Her big break came when Wendy Moten, who recently finished second on “The Voice,” needed a background vocalist on a record she was recording. Her manager requested a demo of Cochran’s music, and the president of Warner Brothers invited her to Nashville in the mid-’90s, where she has called home ever since.
Cochran has released four records since his Grand Ole Opry debut on May 17, 1997, one of the most important days of his life.
She remembers standing in a circle on that stage singing “I could love a man like that” and also “Daddy can you see me?”

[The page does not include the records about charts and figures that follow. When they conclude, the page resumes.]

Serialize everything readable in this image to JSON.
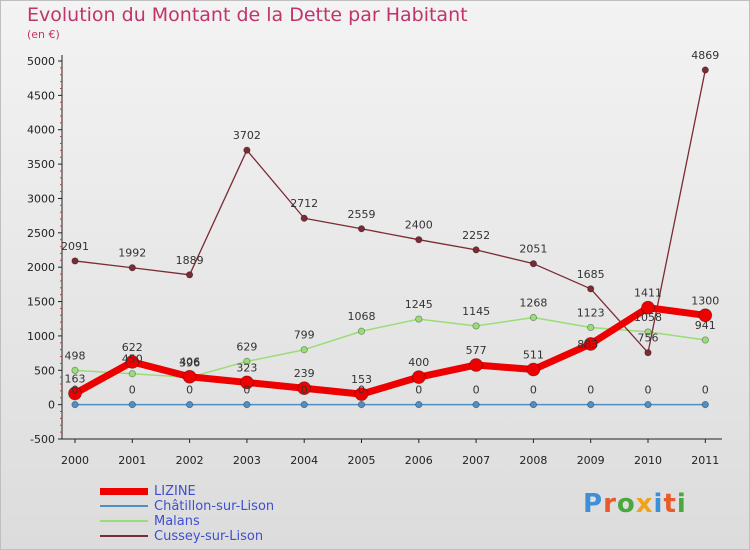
{
  "title": "Evolution du Montant de la Dette par Habitant",
  "unit_label": "(en €)",
  "logo": {
    "text": "Proxiti",
    "letter_colors": [
      "#3e8fd6",
      "#e85a2b",
      "#4aa83f",
      "#f0a21b",
      "#3e8fd6",
      "#e85a2b",
      "#4aa83f"
    ]
  },
  "chart_data": {
    "type": "line",
    "title": "Evolution du Montant de la Dette par Habitant",
    "ylabel": "(en €)",
    "xlabel": "",
    "x": [
      "2000",
      "2001",
      "2002",
      "2003",
      "2004",
      "2005",
      "2006",
      "2007",
      "2008",
      "2009",
      "2010",
      "2011"
    ],
    "ylim": [
      -500,
      5000
    ],
    "yticks": [
      "-500",
      "0",
      "500",
      "1000",
      "1500",
      "2000",
      "2500",
      "3000",
      "3500",
      "4000",
      "4500",
      "5000"
    ],
    "grid": false,
    "legend": "bottom-left",
    "series": [
      {
        "name": "LIZINE",
        "color": "#ee0000",
        "values": [
          163,
          622,
          406,
          323,
          239,
          153,
          400,
          577,
          511,
          883,
          1411,
          1300
        ],
        "labels": [
          "163",
          "622",
          "406",
          "323",
          "239",
          "153",
          "400",
          "577",
          "511",
          "",
          "1411",
          "1300"
        ]
      },
      {
        "name": "Châtillon-sur-Lison",
        "color": "#4f8fc4",
        "values": [
          0,
          0,
          0,
          0,
          0,
          0,
          0,
          0,
          0,
          0,
          0,
          0
        ],
        "labels": [
          "0",
          "0",
          "0",
          "0",
          "0",
          "0",
          "0",
          "0",
          "0",
          "0",
          "0",
          "0"
        ]
      },
      {
        "name": "Malans",
        "color": "#99dd77",
        "values": [
          498,
          450,
          396,
          629,
          799,
          1068,
          1245,
          1145,
          1268,
          1123,
          1058,
          941
        ],
        "labels": [
          "498",
          "450",
          "396",
          "629",
          "799",
          "1068",
          "1245",
          "1145",
          "1268",
          "1123",
          "1058",
          "941"
        ]
      },
      {
        "name": "Cussey-sur-Lison",
        "color": "#7a2b33",
        "values": [
          2091,
          1992,
          1889,
          3702,
          2712,
          2559,
          2400,
          2252,
          2051,
          1685,
          756,
          4869
        ],
        "labels": [
          "2091",
          "1992",
          "1889",
          "3702",
          "2712",
          "2559",
          "2400",
          "2252",
          "2051",
          "1685",
          "756",
          "4869"
        ]
      }
    ],
    "extra_labels": [
      "883"
    ]
  }
}
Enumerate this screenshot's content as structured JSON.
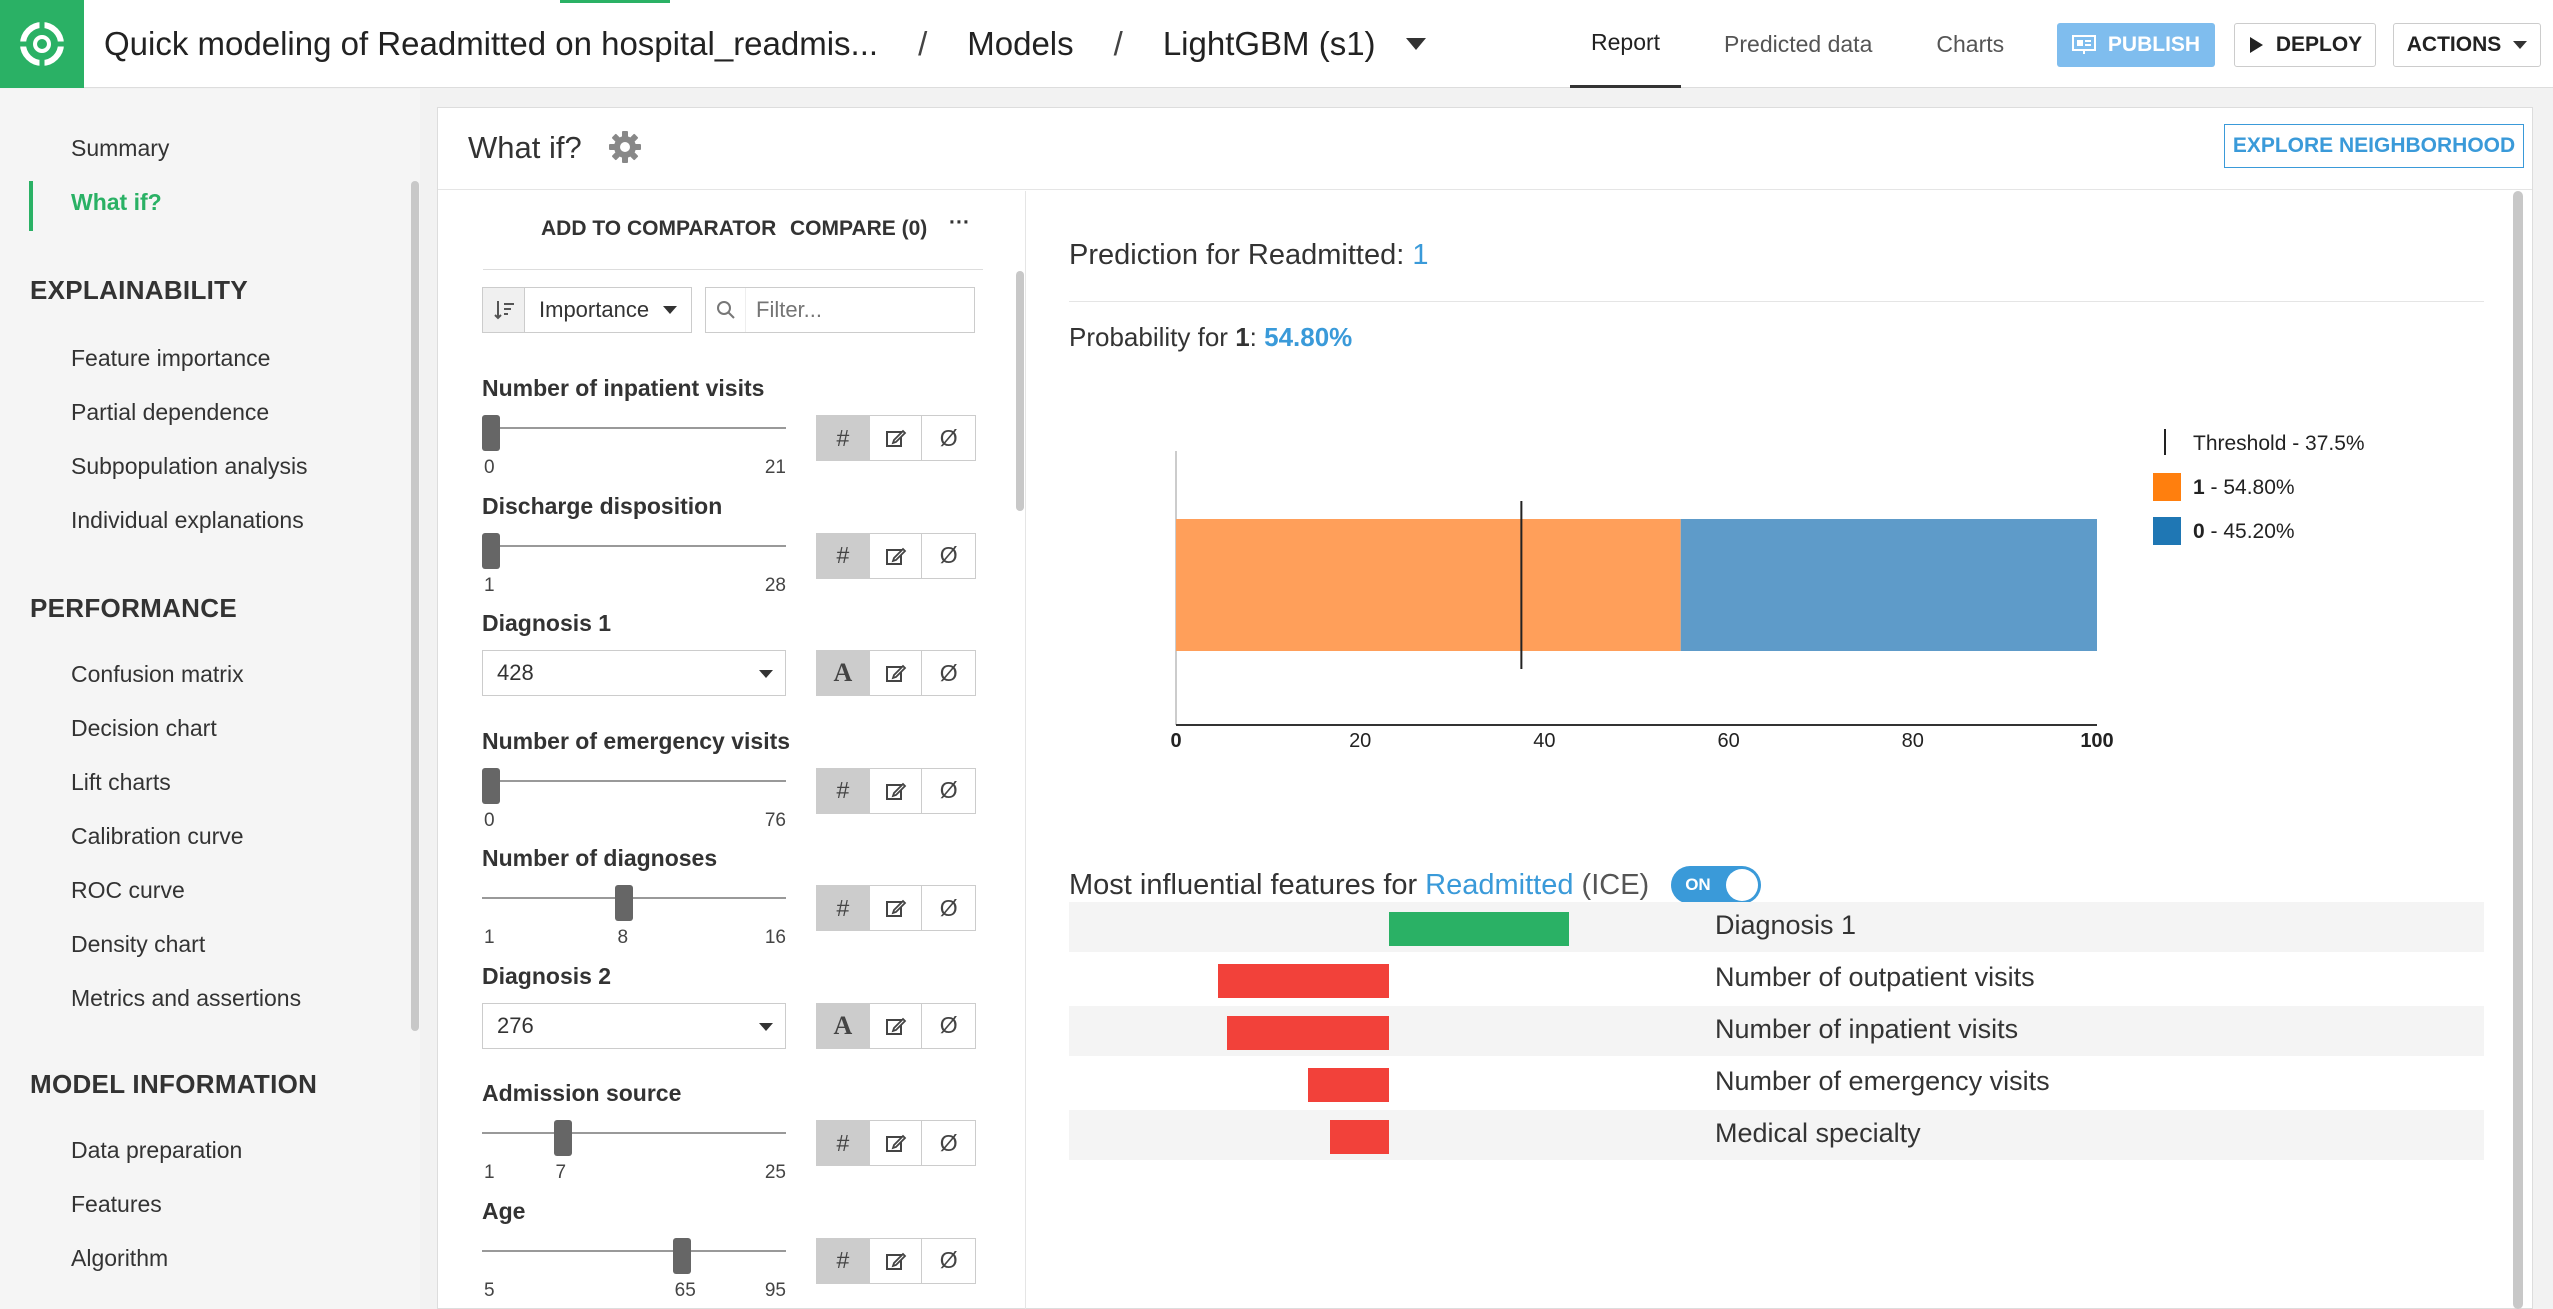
{
  "header": {
    "title": "Quick modeling of Readmitted on hospital_readmis...",
    "sep1": "/",
    "crumb_models": "Models",
    "sep2": "/",
    "crumb_model": "LightGBM (s1)",
    "tabs": [
      {
        "label": "Report",
        "active": true
      },
      {
        "label": "Predicted data",
        "active": false
      },
      {
        "label": "Charts",
        "active": false
      }
    ],
    "publish_label": "PUBLISH",
    "deploy_label": "DEPLOY",
    "actions_label": "ACTIONS"
  },
  "sidebar": {
    "top_items": [
      "Summary",
      "What if?"
    ],
    "sections": [
      {
        "heading": "EXPLAINABILITY",
        "items": [
          "Feature importance",
          "Partial dependence",
          "Subpopulation analysis",
          "Individual explanations"
        ]
      },
      {
        "heading": "PERFORMANCE",
        "items": [
          "Confusion matrix",
          "Decision chart",
          "Lift charts",
          "Calibration curve",
          "ROC curve",
          "Density chart",
          "Metrics and assertions"
        ]
      },
      {
        "heading": "MODEL INFORMATION",
        "items": [
          "Data preparation",
          "Features",
          "Algorithm"
        ]
      }
    ]
  },
  "panel": {
    "title": "What if?",
    "explore_label": "EXPLORE NEIGHBORHOOD"
  },
  "left": {
    "add_to_comparator": "ADD TO COMPARATOR",
    "compare": "COMPARE (0)",
    "more": "···",
    "sort_label": "Importance",
    "filter_placeholder": "Filter...",
    "features": [
      {
        "label": "Number of inpatient visits",
        "type": "slider",
        "min": "0",
        "max": "21",
        "value": 0,
        "value_label": ""
      },
      {
        "label": "Discharge disposition",
        "type": "slider",
        "min": "1",
        "max": "28",
        "value": 1,
        "value_label": ""
      },
      {
        "label": "Diagnosis 1",
        "type": "select",
        "value_text": "428"
      },
      {
        "label": "Number of emergency visits",
        "type": "slider",
        "min": "0",
        "max": "76",
        "value": 0,
        "value_label": ""
      },
      {
        "label": "Number of diagnoses",
        "type": "slider",
        "min": "1",
        "max": "16",
        "value": 8,
        "value_label": "8"
      },
      {
        "label": "Diagnosis 2",
        "type": "select",
        "value_text": "276"
      },
      {
        "label": "Admission source",
        "type": "slider",
        "min": "1",
        "max": "25",
        "value": 7,
        "value_label": "7"
      },
      {
        "label": "Age",
        "type": "slider",
        "min": "5",
        "max": "95",
        "value": 65,
        "value_label": "65"
      }
    ],
    "ctl_numeric": "#",
    "ctl_text": "A",
    "ctl_null": "Ø"
  },
  "right": {
    "pred_prefix": "Prediction for Readmitted: ",
    "pred_value": "1",
    "prob_prefix": "Probability for ",
    "prob_class": "1",
    "prob_sep": ": ",
    "prob_value": "54.80%",
    "influ_prefix": "Most influential features for ",
    "influ_target": "Readmitted",
    "influ_suffix": " (ICE)",
    "toggle_label": "ON"
  },
  "chart_data": [
    {
      "type": "bar",
      "orientation": "horizontal-stacked",
      "x": [
        0,
        100
      ],
      "xlim": [
        0,
        100
      ],
      "xticks": [
        "0",
        "20",
        "40",
        "60",
        "80",
        "100"
      ],
      "threshold": 37.5,
      "series": [
        {
          "name": "1 - 54.80%",
          "value": 54.8,
          "color": "#ff9f5a"
        },
        {
          "name": "0 - 45.20%",
          "value": 45.2,
          "color": "#5e9bc9"
        }
      ],
      "legend": [
        {
          "label": "Threshold - 37.5%",
          "kind": "line"
        },
        {
          "label_bold": "1",
          "label_rest": " - 54.80%",
          "color": "#ff7f0e"
        },
        {
          "label_bold": "0",
          "label_rest": " - 45.20%",
          "color": "#1f77b4"
        }
      ],
      "legend_position": "right"
    },
    {
      "type": "bar",
      "orientation": "horizontal-diverging",
      "categories": [
        "Diagnosis 1",
        "Number of outpatient visits",
        "Number of inpatient visits",
        "Number of emergency visits",
        "Medical specialty"
      ],
      "values": [
        1.0,
        -0.95,
        -0.9,
        -0.45,
        -0.33
      ],
      "colors": {
        "positive": "#2ab165",
        "negative": "#f2413a"
      }
    }
  ]
}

Her dad saw her, and thousands of others since then, not only on the biggest stage in Nashville, the only one she gets worked up on, but on stages around the world. His biggest hit came in 1998, a duet with Steve Wariner, “Et si je disais”, which reached No. 1 on all radio stations for two consecutive weeks. Cochran wrote the song.
Four more of her songs can also be heard in the film “The Dukes of Hazzard: Hazzard in Hollywood”, in which she also played the role of Anita Blackwell, the girlfriend of Luke Duke, played by actor Tom Wopat .
“I played a struggling country artist, imagine that,” Cochran laughs. “The music business is always a struggle, but I was very happy and shocked at how quickly I got a record deal. Staying in the business full time for 25 years… I’m so lucky to be pursuing such a long career, making a living and not getting a real job.
To buckle the buckle
In recent years, however, she has had to overcome extreme and unexpected challenges – not only being out of work for a long time due to the pandemic, but beating cancer.
In 2017, Cochran was diagnosed with aggressive breast cancer, which kept her off the road for almost two years as she underwent surgeries and chemotherapy that made her so sick she almost killed his will to live.
The experience inspired Cochran to write the song “Fight Like a Girl”, which came to her while she was on a tractor mowing a pasture. The song also brought her back into the spotlight, with an invitation to perform on “Good Morning America,” as well as on the halftime show of an NFL Thursday Night Football game.
Her battle with cancer also inspired her to start a charity, “The Love Anchors Fund”, which helps breast cancer patients.
Cochran is now approaching five years of remission and is beginning to tour again across the country, wherever she is called to go, and couldn’t be more excited to answer the call to come home and hope the performance on the 26th August at McHattie Park is “one giant big party.
“After going through what I’ve been through, I’m grateful for every day I have,” Cochran said. “I have been very blessed and lucky.”